Golongan Arsiparis PNS dan PPPK
Seperti dijelaskan sebelumnya, JFA terbagi atas kategori terampil dan ahli untuk pegawai berstatus PNS. Jabatan JFA Terampil terdiri atas pelaksana, pelaksana lanjutan, dan penyelia. Masing-masing jabatan tersebut masih terbagi lagi dalam beberapa golongan PNS dari II/c hingga III/d.
Sementara untuk JFA Ahli, jabatannya terdiri atas Ahli Pertama, Ahli Muda, Ahli Madya, dan Ahli Utama. Jabatan ini juga akan terbagi lagi dalam beberapa golongan dari III/a hingga IV/e.
Untuk PPPK, golongan JFA terbagi atas:
- VI: Terampil, kualifikasi Diploma II
- VII: Terampil, kualifikasi Diploma III
- IX: Ahli Pertama, kualifikasi Diploma IV atau Sarjana
- X: Ahli Pertama, kualifikasi Magister
- XI: Ahli Muda, kualifikasi Doktor
Gaji dan Tunjangan Arsiparis
Gaji JFA dipengaruhi berbagai faktor. Salah satunya adalah status kepegawaian tiap pegawai. Hingga hari ini, jabatan ini umum terdiri atas mereka yang berstatus PNS, PPPK, hingga honorer.
Untuk JFA honorer, umumnya, gaji yang menjadi hak setara dengan nilai UMP suatu daerah. Selebihnya, pendapatan dan tunjangan bagi honorer tergantung dengan kebijakan tiap instansi yang merekrut.
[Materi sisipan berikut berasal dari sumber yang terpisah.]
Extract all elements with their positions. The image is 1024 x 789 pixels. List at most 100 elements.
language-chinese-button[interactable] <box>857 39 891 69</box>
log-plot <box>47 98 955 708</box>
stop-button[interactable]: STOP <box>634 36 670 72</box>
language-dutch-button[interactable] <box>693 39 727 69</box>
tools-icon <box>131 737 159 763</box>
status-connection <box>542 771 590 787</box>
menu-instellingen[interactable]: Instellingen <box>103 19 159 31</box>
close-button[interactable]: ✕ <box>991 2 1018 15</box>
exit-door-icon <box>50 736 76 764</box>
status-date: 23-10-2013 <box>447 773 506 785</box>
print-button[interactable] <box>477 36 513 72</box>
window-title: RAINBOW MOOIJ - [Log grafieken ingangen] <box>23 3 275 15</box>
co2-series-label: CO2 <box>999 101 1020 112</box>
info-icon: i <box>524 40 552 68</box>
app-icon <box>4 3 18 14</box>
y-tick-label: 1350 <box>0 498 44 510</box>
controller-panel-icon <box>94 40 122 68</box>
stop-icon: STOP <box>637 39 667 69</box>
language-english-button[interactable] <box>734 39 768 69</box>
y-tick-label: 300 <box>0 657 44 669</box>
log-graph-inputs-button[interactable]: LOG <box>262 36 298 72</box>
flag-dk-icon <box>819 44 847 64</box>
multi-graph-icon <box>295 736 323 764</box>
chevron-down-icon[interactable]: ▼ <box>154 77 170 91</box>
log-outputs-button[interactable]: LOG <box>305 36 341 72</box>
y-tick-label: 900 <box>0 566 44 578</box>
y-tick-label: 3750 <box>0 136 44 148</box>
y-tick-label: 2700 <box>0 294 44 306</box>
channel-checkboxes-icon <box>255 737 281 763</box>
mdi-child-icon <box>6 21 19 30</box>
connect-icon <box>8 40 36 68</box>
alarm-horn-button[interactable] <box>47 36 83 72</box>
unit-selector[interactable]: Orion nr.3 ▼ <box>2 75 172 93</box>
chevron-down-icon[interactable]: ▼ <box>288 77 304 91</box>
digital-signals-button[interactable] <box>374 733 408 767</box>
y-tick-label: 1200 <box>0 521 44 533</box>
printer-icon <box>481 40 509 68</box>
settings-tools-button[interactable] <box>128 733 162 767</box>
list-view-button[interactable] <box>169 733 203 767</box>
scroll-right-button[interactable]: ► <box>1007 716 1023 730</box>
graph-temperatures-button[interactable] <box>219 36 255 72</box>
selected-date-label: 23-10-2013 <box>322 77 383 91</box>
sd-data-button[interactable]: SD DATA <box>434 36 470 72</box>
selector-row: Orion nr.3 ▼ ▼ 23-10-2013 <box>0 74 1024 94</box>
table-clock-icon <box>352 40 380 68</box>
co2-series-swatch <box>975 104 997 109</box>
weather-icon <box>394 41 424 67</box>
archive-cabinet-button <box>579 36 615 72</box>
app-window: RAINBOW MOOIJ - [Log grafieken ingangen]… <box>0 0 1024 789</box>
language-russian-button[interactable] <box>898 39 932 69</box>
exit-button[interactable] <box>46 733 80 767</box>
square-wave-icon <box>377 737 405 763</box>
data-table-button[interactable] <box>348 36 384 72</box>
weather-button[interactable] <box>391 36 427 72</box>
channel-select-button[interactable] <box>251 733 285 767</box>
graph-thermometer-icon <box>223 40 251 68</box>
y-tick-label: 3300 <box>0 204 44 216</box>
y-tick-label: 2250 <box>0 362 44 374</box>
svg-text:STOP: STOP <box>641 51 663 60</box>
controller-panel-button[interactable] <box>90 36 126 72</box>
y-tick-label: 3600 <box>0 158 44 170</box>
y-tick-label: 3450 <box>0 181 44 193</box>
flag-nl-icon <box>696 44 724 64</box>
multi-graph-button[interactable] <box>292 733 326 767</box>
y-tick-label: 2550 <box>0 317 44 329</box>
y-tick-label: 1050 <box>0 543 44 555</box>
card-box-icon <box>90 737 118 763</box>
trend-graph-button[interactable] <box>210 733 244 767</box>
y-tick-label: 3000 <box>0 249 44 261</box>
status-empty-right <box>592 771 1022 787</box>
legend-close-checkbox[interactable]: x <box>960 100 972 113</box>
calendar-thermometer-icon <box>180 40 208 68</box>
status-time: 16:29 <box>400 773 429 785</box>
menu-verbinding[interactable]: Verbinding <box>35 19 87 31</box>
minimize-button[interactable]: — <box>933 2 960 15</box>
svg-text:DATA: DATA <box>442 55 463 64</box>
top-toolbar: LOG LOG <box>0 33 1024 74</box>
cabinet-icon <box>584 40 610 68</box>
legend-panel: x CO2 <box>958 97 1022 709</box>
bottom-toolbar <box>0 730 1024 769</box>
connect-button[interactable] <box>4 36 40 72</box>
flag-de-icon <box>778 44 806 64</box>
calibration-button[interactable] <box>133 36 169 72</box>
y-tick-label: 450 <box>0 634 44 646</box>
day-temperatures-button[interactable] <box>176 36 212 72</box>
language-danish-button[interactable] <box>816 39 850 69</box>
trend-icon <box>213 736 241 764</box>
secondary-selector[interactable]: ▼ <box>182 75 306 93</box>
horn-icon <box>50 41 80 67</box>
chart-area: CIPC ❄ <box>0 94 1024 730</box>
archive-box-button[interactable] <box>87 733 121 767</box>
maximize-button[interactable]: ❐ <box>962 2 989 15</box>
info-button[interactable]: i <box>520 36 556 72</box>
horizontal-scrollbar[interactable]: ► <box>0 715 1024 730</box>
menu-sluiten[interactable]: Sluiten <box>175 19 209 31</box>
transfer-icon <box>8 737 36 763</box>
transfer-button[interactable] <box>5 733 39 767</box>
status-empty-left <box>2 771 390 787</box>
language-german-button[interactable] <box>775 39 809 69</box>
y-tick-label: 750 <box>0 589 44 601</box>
Adapun untuk gaji JFA PNS dan PPPK adalah sebagai berikut.
Gaji JFA PPPK
- VI: Rp.2.539.700 – Rp.4.043.800
- VII: Rp.2.647.200 – Rp. 4.214.900.
- IX: Rp.3.203.600 – Rp.5.261.500
- X: Rp.3.339.100 – Rp.5.484.000
- XI: Rp.3.480.300 – Rp.5.716.000
Gaji Arsiparis PNS
- II/c Pengatur: Rp.2.485.900 – Rp.3.958.200
- II/d Pengatur Tingkat I: Rp.2.591.100 – Rp.4.125.600
- III/a Penata Muda: Rp.2.785.700 – Rp.4.575.200
- III/b Penata Muda Tingkat I: Rp.2.903.600 – Rp.4.768.800
- III/c Penata: Rp.3.026.400 – Rp.4.970.500
- III/d Penata Tingkat I: Rp.3.154.400 – Rp.5.180.700
Adapun untuk JFA Ahli:
- IV/a Pembina: Rp.3.287.800 – Rp.5.399.900
- IV/b Pembina Tingkat I: Rp.3.426.900 – Rp.5.628.300
- IV/c Pembina Utama Muda: Rp.3.571.900 – Rp.5.866.400
- IV/d Pembina Utama Madya: Rp.3.723.000 – Rp.6.114.500
- IV/e Pembina Utama: Rp.3.880.400 – Rp.6.373.200
Nah, kiranya, demikian informasi lengkap Ketik Media mengenai gambaran kerja arsiparis. Pekerjaan ini memiliki peran yang sangat krusial bagi sebuah negara. Sementara bagi para pencari kerja, jabatan fungsional tersebut menawarkan prospek yang cukup baik dengan pendapatan dan beban kerja proporsional.